Last Spring, Acting-Chief Rick Hite was in Rio De Janeiro sharing his expertise and innovative ideas in reducing youth violence, drug dealing and gang activity as the Brazilian city prepares to host the 2016 Olympics.
Law enforcement officials asked Hite to offer his thoughts on how they can control the South American city’s crime due to his 32-year career as a Baltimore police officer. A career that has included inventive outreach efforts that focused on safe policing, police leadership and trust building strategies among law enforcement and the community.
When Paul Ciesielski resigned as the Indianapolis Metropolitan Police Department’s police chief in April, former public safety director Frank Straub appointed Hite despite criticism from the Fraternal Order of Police President Bill Owensby and others that Hite,53 although a native of Gary, was an outsider having spent his entire career in Baltimore.
If given the opportunity to stay in his post, Hite says one of the first things he would address is internal equity in the police department.
“It’s about finding out what’s working and what is benefiting the people that are already here,” he said. “It’s succession planning; we’ll bring out the creative juices, look at the talent that is already here, look at the things they are doing that are working and allow people to do what they can do naturally.”
Allowing cops to utilize their talents to make the department run more efficiently is a small effort that Hite believes can bring sizeable results.
Take his time in Baltimore for instance, one of the most dangerous cities in the country. A city that celebrated 196 homicides in 2011, dropping below 200 murders in a year for the first time since 1977. As deputy director of community affairs and chief of patrol, Hite launched an outreach effort offering individuals involved in the drug trade a chance to quit. Called “Get Out of the Game,” Hite’s unit walked the streets, speaking one-on-one to people young and old, offering an alternative such as options for drug treatment, a high school education, housing and job placement for ex-offenders. Over 75 people came forward.
In Indianapolis Hite was one of the key law enforcement officials behind the Trayvon Martin demonstration at Light of the World Christian Church, where Pastor David Hampton and other members of the congregation were arrested, and Indiana Black Expo’s efforts last summer to keep known gang members away from downtown during July’s Summer Celebration.
“From what I have seen, (Rick Hite) has done a great job and he has shown that he wants to make improvements to the communications between the police department and the community,” said Hampton. “To me, that is very promising.”
Hite said he understands the frayed relationship and disconnection of communication between the African-American community and the police. He believes police often miss opportunities to reach out during a time when there isn’t a crisis.
“We need to bring a sense of community understanding so we can identify a crisis before there is a crisis and have people trust us,” he said. “So when we show up, we recognize the people that can help us rescue our community.”
Hite also acknowledges the important role he could play being an African-American police chief. However, he wants people to look past his ethnicity and see a man who cares about people and understands the needs of the community.
Within the police department, he wants to continue to raise the bar.

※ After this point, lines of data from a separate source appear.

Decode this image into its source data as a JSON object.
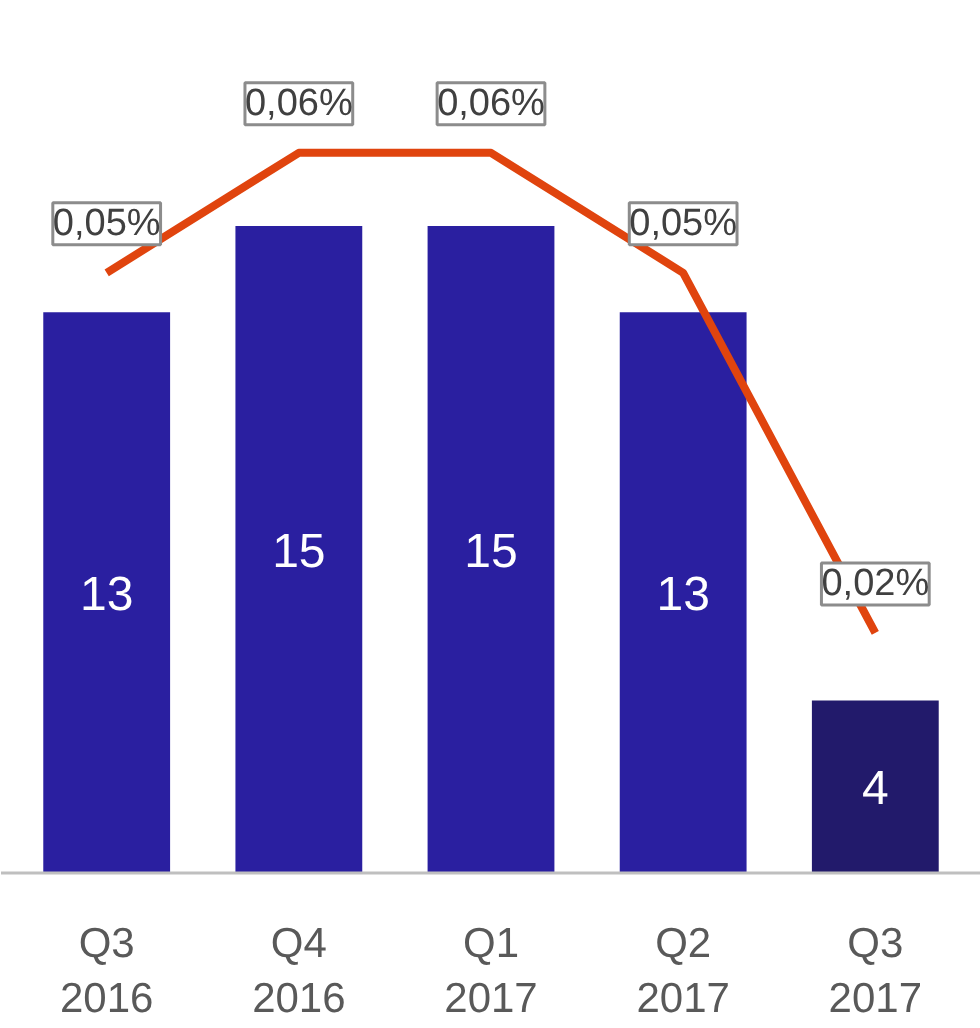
{
  "chart_data": {
    "type": "bar",
    "categories": [
      "Q3\n2016",
      "Q4\n2016",
      "Q1\n2017",
      "Q2\n2017",
      "Q3\n2017"
    ],
    "series": [
      {
        "values": [
          13,
          15,
          15,
          13,
          4
        ],
        "colors": [
          "#2a1fa0",
          "#2a1fa0",
          "#2a1fa0",
          "#2a1fa0",
          "#221a6b"
        ]
      },
      {
        "type": "line",
        "axis": "y2",
        "color": "#e0440e",
        "values": [
          0.05,
          0.06,
          0.06,
          0.05,
          0.02
        ],
        "value_labels": [
          "0,05%",
          "0,06%",
          "0,06%",
          "0,05%",
          "0,02%"
        ]
      }
    ],
    "data_labels": true,
    "grid": false,
    "tick_labels": "x"
  }
}
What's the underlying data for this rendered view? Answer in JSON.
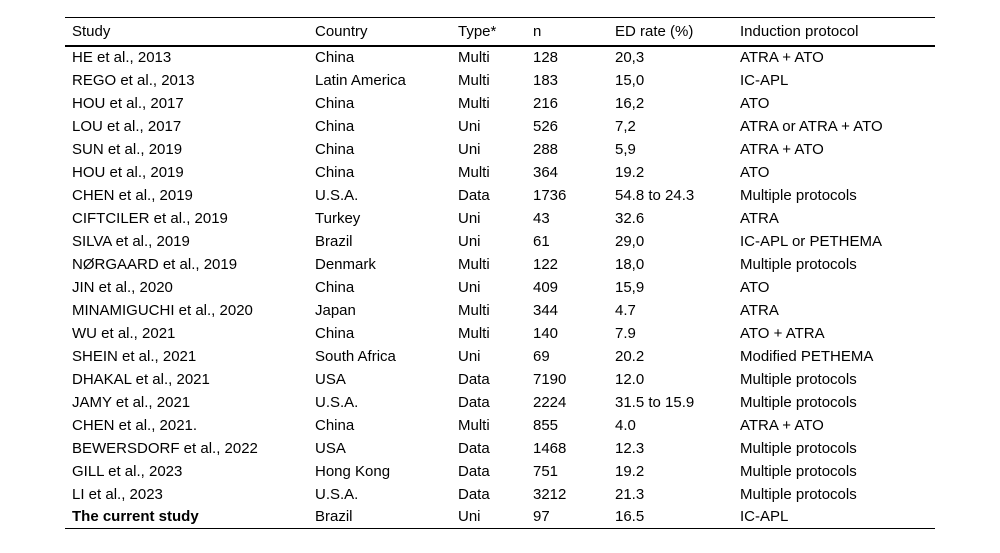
{
  "table": {
    "columns": [
      "Study",
      "Country",
      "Type*",
      "n",
      "ED rate (%)",
      "Induction protocol"
    ],
    "rows": [
      {
        "study": "HE et al., 2013",
        "country": "China",
        "type": "Multi",
        "n": "128",
        "ed_rate": "20,3",
        "protocol": "ATRA + ATO",
        "highlight": false
      },
      {
        "study": "REGO et al., 2013",
        "country": "Latin America",
        "type": "Multi",
        "n": "183",
        "ed_rate": "15,0",
        "protocol": "IC-APL",
        "highlight": false
      },
      {
        "study": "HOU et al., 2017",
        "country": "China",
        "type": "Multi",
        "n": "216",
        "ed_rate": "16,2",
        "protocol": "ATO",
        "highlight": false
      },
      {
        "study": "LOU et al., 2017",
        "country": "China",
        "type": "Uni",
        "n": "526",
        "ed_rate": "7,2",
        "protocol": "ATRA or ATRA + ATO",
        "highlight": false
      },
      {
        "study": "SUN et al., 2019",
        "country": "China",
        "type": "Uni",
        "n": "288",
        "ed_rate": "5,9",
        "protocol": "ATRA + ATO",
        "highlight": false
      },
      {
        "study": "HOU et al., 2019",
        "country": "China",
        "type": "Multi",
        "n": "364",
        "ed_rate": "19.2",
        "protocol": "ATO",
        "highlight": false
      },
      {
        "study": "CHEN et al., 2019",
        "country": "U.S.A.",
        "type": "Data",
        "n": "1736",
        "ed_rate": "54.8 to 24.3",
        "protocol": "Multiple protocols",
        "highlight": false
      },
      {
        "study": "CIFTCILER et al., 2019",
        "country": "Turkey",
        "type": "Uni",
        "n": "43",
        "ed_rate": "32.6",
        "protocol": "ATRA",
        "highlight": false
      },
      {
        "study": "SILVA et al., 2019",
        "country": "Brazil",
        "type": "Uni",
        "n": "61",
        "ed_rate": "29,0",
        "protocol": "IC-APL or PETHEMA",
        "highlight": false
      },
      {
        "study": "NØRGAARD et al., 2019",
        "country": "Denmark",
        "type": "Multi",
        "n": "122",
        "ed_rate": "18,0",
        "protocol": "Multiple protocols",
        "highlight": false
      },
      {
        "study": "JIN et al., 2020",
        "country": "China",
        "type": "Uni",
        "n": "409",
        "ed_rate": "15,9",
        "protocol": "ATO",
        "highlight": false
      },
      {
        "study": "MINAMIGUCHI et al., 2020",
        "country": "Japan",
        "type": "Multi",
        "n": "344",
        "ed_rate": "4.7",
        "protocol": "ATRA",
        "highlight": false
      },
      {
        "study": "WU et al., 2021",
        "country": "China",
        "type": "Multi",
        "n": "140",
        "ed_rate": "7.9",
        "protocol": "ATO + ATRA",
        "highlight": false
      },
      {
        "study": "SHEIN et al., 2021",
        "country": "South Africa",
        "type": "Uni",
        "n": "69",
        "ed_rate": "20.2",
        "protocol": "Modified PETHEMA",
        "highlight": false
      },
      {
        "study": "DHAKAL et al., 2021",
        "country": "USA",
        "type": "Data",
        "n": "7190",
        "ed_rate": "12.0",
        "protocol": "Multiple protocols",
        "highlight": false
      },
      {
        "study": "JAMY et al., 2021",
        "country": "U.S.A.",
        "type": "Data",
        "n": "2224",
        "ed_rate": "31.5 to 15.9",
        "protocol": "Multiple protocols",
        "highlight": false
      },
      {
        "study": "CHEN et al., 2021.",
        "country": "China",
        "type": "Multi",
        "n": "855",
        "ed_rate": "4.0",
        "protocol": "ATRA + ATO",
        "highlight": false
      },
      {
        "study": "BEWERSDORF et al., 2022",
        "country": "USA",
        "type": "Data",
        "n": "1468",
        "ed_rate": "12.3",
        "protocol": "Multiple protocols",
        "highlight": false
      },
      {
        "study": "GILL et al., 2023",
        "country": "Hong Kong",
        "type": "Data",
        "n": "751",
        "ed_rate": "19.2",
        "protocol": "Multiple protocols",
        "highlight": false
      },
      {
        "study": "LI et al., 2023",
        "country": "U.S.A.",
        "type": "Data",
        "n": "3212",
        "ed_rate": "21.3",
        "protocol": "Multiple protocols",
        "highlight": false
      },
      {
        "study": "The current study",
        "country": "Brazil",
        "type": "Uni",
        "n": "97",
        "ed_rate": "16.5",
        "protocol": "IC-APL",
        "highlight": true
      }
    ]
  }
}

“We have to make sure everybody has an opportunity to excel,” he said. “We raise the bar in terms of expectations and that is to continue education and make sure (officers) understand their job is to arrest offenders, but also prevent crime from taking place.”
As acting chief, Hite’s job is not definite. With Straub’s resignation, Mayor Greg Ballard now has to choose a new public safety director who will likely help decide if Hite’s position is permanent.
“I’m comfortable that we have a good team here and things are moving in the right direction,” Hite said. “I would like to think they would consider that and maintain the direction we’re moving in, which means we’ll hopefully keep the team we have in the field.”